Die Angeklagten im NSU-Prozess
Das sind die Beschuldigten im Münchner NSU-Prozess:
Beate Zschäpe: Sie tauchte 1998 gemeinsam mit Uwe Mundlos und Uwe Böhnhardt unter, um einer drohenden Festnahme zu entgehen. Die drei Neonazis aus dem thüringischen Jena gründeten eine Terrorgruppe und nannten sich spätestens ab 2001 Nationalsozialistischer Untergrund (NSU).
Ralf Wohlleben: Der ehemalige Thüringer NPD-Funktionär mit Kontakten zur militanten Kameradschaftsszene soll Waffen für das Trio organisiert haben. Der 40-Jährige wurde am 29. November 2011 verhaftet. Nach Ansicht der Ermittler wusste er von den Verbrechen - er ist wegen Beihilfe zum Mord angeklagt.
Carsten S.: Der 35-Jährige hat gestanden, den Untergetauchten eine Pistole mit Schalldämpfer geliefert zu haben.
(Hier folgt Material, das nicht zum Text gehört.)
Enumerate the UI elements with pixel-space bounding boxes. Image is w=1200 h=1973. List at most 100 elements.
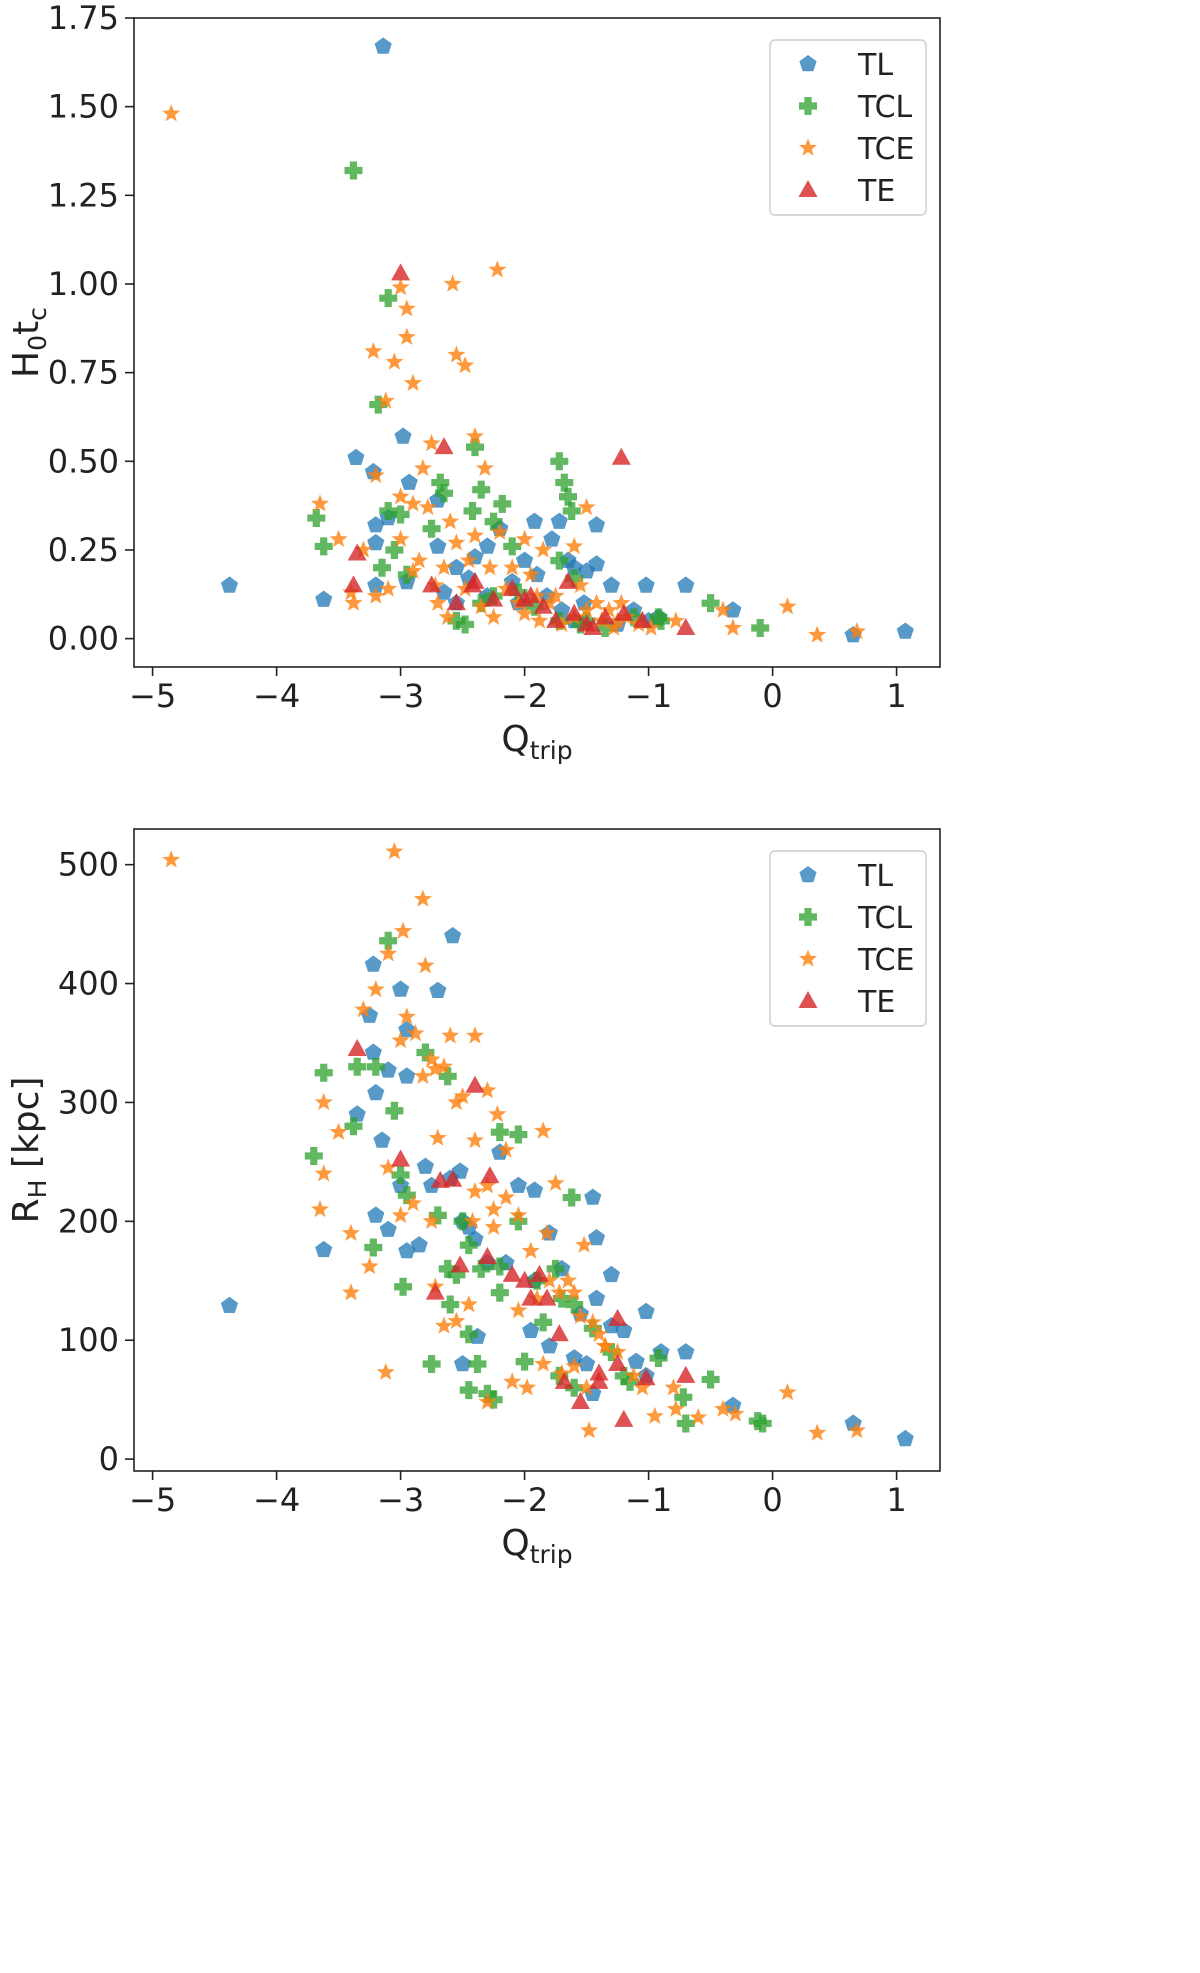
point-tce: [466, 1131, 484, 1149]
point-tce: [385, 352, 404, 370]
point-tl: [578, 1355, 596, 1372]
point-tcl: [391, 505, 410, 524]
point-tl: [896, 1429, 914, 1447]
legend-label-tcl: TCL: [857, 90, 913, 125]
x-tick-label: −3: [377, 1481, 424, 1519]
point-tcl: [459, 1325, 478, 1344]
point-tce: [497, 1140, 515, 1158]
y-tick-label: 0: [99, 1440, 119, 1478]
point-te: [546, 610, 566, 628]
point-tcl: [344, 161, 363, 180]
point-tce: [391, 529, 410, 547]
point-tce: [475, 458, 494, 477]
point-tcl: [348, 1057, 367, 1076]
point-tl: [447, 558, 465, 575]
point-tl: [637, 576, 655, 593]
point-tce: [534, 1354, 553, 1372]
point-tcl: [602, 1343, 621, 1362]
point-tcl: [304, 1146, 323, 1165]
point-tce: [478, 1081, 497, 1099]
point-tce: [456, 579, 475, 597]
point-tl: [394, 427, 412, 444]
point-tce: [577, 600, 596, 618]
point-tce: [162, 104, 181, 122]
point-tce: [565, 1283, 584, 1301]
point-tce: [391, 1205, 410, 1224]
point-tce: [565, 1356, 584, 1375]
point-tce: [342, 1283, 360, 1301]
point-tcl: [366, 1057, 385, 1076]
point-tce: [376, 1362, 395, 1380]
point-tce: [379, 1158, 398, 1176]
point-te: [632, 610, 652, 628]
series-te: [343, 263, 696, 635]
point-tl: [367, 1206, 385, 1223]
point-tce: [778, 597, 797, 615]
legend-marker-te: [798, 991, 818, 1008]
point-tce: [416, 956, 435, 974]
x-axis-label: Qtrip: [501, 719, 572, 765]
point-te: [347, 543, 367, 561]
point-tce: [509, 1301, 528, 1319]
point-tce: [329, 1122, 348, 1140]
point-tcl: [676, 1414, 695, 1433]
y-tick-label: 500: [58, 846, 119, 884]
y-tick-label: 1.75: [48, 0, 119, 37]
point-te: [533, 596, 553, 614]
point-te: [434, 437, 454, 455]
point-tcl: [649, 1349, 668, 1368]
point-te: [465, 571, 485, 589]
point-tce: [559, 1271, 577, 1289]
point-tce: [422, 1050, 441, 1068]
point-tl: [584, 1188, 602, 1205]
point-te: [558, 571, 578, 589]
point-tce: [466, 526, 484, 544]
legend-label-tl: TL: [857, 48, 893, 83]
point-tce: [847, 622, 866, 640]
point-tl: [374, 37, 392, 54]
point-tce: [466, 427, 484, 445]
point-tl: [588, 516, 606, 533]
point-te: [502, 578, 522, 596]
point-tce: [413, 889, 432, 907]
y-tick-label: 100: [58, 1321, 119, 1359]
point-tcl: [490, 1123, 509, 1142]
point-te: [515, 589, 535, 607]
point-tce: [546, 1173, 565, 1191]
point-tcl: [652, 611, 671, 630]
point-tce: [311, 494, 329, 512]
point-te: [515, 1270, 535, 1288]
point-tce: [366, 980, 385, 998]
point-tcl: [379, 289, 398, 308]
point-tcl: [565, 1295, 584, 1314]
legend-marker-te: [798, 180, 818, 197]
point-tl: [220, 1296, 238, 1313]
point-te: [450, 1255, 470, 1273]
y-tick-label: 1.25: [48, 176, 119, 214]
point-tce: [447, 1092, 466, 1111]
point-te: [676, 617, 696, 635]
point-tce: [645, 1406, 664, 1424]
point-tl: [429, 537, 447, 554]
point-tce: [453, 1087, 472, 1105]
point-tl: [724, 1396, 742, 1413]
point-tcl: [391, 1165, 410, 1184]
point-tce: [575, 1235, 594, 1253]
point-tl: [677, 576, 695, 593]
point-te: [521, 1288, 541, 1306]
point-tce: [596, 1336, 615, 1354]
y-tick-label: 0.50: [48, 442, 119, 480]
point-tce: [366, 466, 385, 484]
point-tcl: [571, 615, 590, 634]
x-tick-label: 0: [762, 1481, 782, 1519]
point-te: [391, 1149, 411, 1167]
point-te: [554, 1371, 574, 1389]
legend-box: [769, 39, 927, 216]
point-te: [595, 607, 615, 625]
point-tcl: [550, 452, 569, 471]
point-tcl: [468, 1355, 487, 1373]
point-tce: [608, 1342, 627, 1360]
point-tce: [599, 600, 618, 618]
point-tcl: [525, 597, 544, 616]
point-te: [636, 1368, 656, 1386]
Er ist wie Wohlleben wegen Beihilfe zum Mord angeklagt.
Andre E.: Der gelernte Maurer (35) war seit dem Untertauchen 1998 einer der wichtigsten Vertrauten des Trios und soll die mutmaßlichen Rechtsterroristen zusammen mit seiner Frau regelmäßig besucht haben. E. ist als mutmaßlicher Unterstützer der Gruppe angeklagt.
Holger G.: Der 40-Jährige gehörte wie Wohlleben und die drei Untergetauchten zur Jenaer Kameradschaft. Er zog 1997 nach Niedersachsen um. G. spendete Geld, transportierte einmal eine Waffe nach Zwickau und traf sich mehrfach mit dem Trio. Auch G. ist als mutmaßlicher Unterstützer der Gruppe angeklagt.
Die mutmaßliche NSU-Terroristin Beate Zschäpe könnte durch eine überraschende Zeugenaussage belastet werden. Am Rande des NSU-Prozesses vor dem Oberlandesgericht (OLG) München sagte die Nebenklagevertreterin Doris Dierbach dem Bayerischen Rundfunk, Zschäpe sei von einer Zeugin "in einem unmittelbaren zeitlichen Zusammenhang" mit zwei Morden in Tatortnähe gesehen worden. Derweil lehnte das OLG in dem Verfahren erneut Befangenheitsanträge gegen die Richter ab.
Die Zeugin will Zschäpe in Dortmund und Kassel gesehen haben
Die Bundesanwaltschaft wirft dem Nationalsozialistischen Untergrund (NSU) zehn Morde vor - neun davon an Migranten - sowie zwei Bombenanschläge und zahlreiche Überfälle. Laut Anklage sollen die 2011 verstorbenen mutmaßlichen NSU-Terroristen Uwe Böhnhardt und Uwe Mundlos die Morde begangen haben, Zschäpe soll nicht an den Tatorten gewesen sein. Sie wurde wegen ihrer Bedeutung für die Existenz des NSU dennoch als Mittäterin an den Morden angeklagt.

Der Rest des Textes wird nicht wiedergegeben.